Von den Bürgerrechtlern habe sie gelernt, dass es sich lohne, für die Ideale der USA zu kämpfen. "Das amerikanische Volk verdient es, jemanden zu haben, der für die Leute kämpft, der sie sieht und hört, der ihre Erfahrungen über das eigene Interesse stellt", sagte sie.

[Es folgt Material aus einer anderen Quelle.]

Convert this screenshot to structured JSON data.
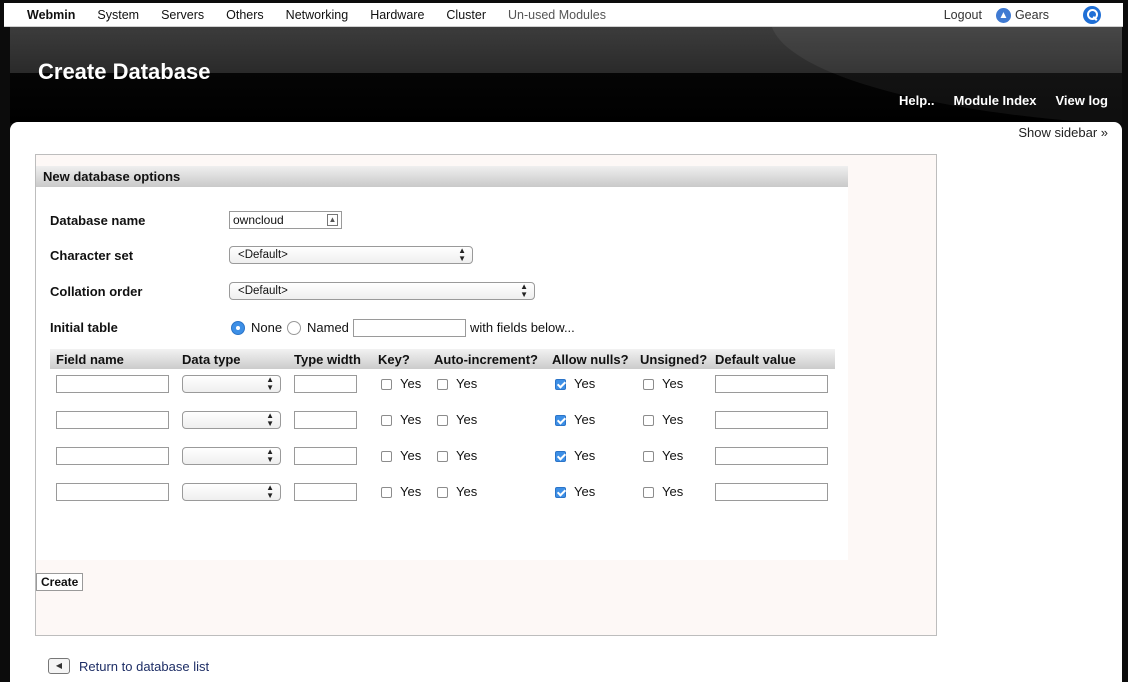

Um 2020 gegen Donald Trump anzutreten, muss sich die 54-Jährige zuerst in den demokratischen Vorwahlen gegen eine wachsende Zahl von Konkurrenten behaupten. Zu Harris' Vorteilen gehört dabei, dass sie im Fall einer Wahl die erste Frau im Weißen Haus wäre und zudem afroamerikanische Wurzeln hat. Frauen und Schwarze gehören zu den wichtigsten Wählergruppen der Demokraten.

Ihr Slogan: "For the people"

Aufgewachsen ist Harris in einem schwarzen Mittelschichtquartier im kalifornischen Berkeley. Als Kind verbrachte sie einige Zeit bei der Familie ihrer Mutter in Indien, sie ging regelmäßig in eine schwarze Baptisten-Kirche wie auch in einen Hindu-Tempel. Ihr Studium absolvierte sie an der Howard University in Washington, einer Hochschule der afroamerikanischen Elite.

Zurück in Kalifornien, arbeitete sie 13 Jahre als Staatsanwältin in San Francisco und wurde dort 2003 zur Bezirksstaatsanwältin gewählt. 2010 schaffte sie die Wahl zur Generalstaatsanwältin von Kalifornien. Bereits dort war sie die erste Frau mit afroamerikanischen und mit indischen Wurzeln. Biografisch ist der Unterschied zu Trump und seiner weißen Wählerbasis wohl bei keinem anderen demokratischen Kandidaten so groß.

Ihre Karriere im Justizwesen macht Harris auch zum Thema ihrer Präsidentschaftskampagne. Ihr Slogan heißt "For the people", für das Volk. So begann sie jeweils vor Gericht ihre Plädoyers, so betreibe sie auch Politik, sagt sie.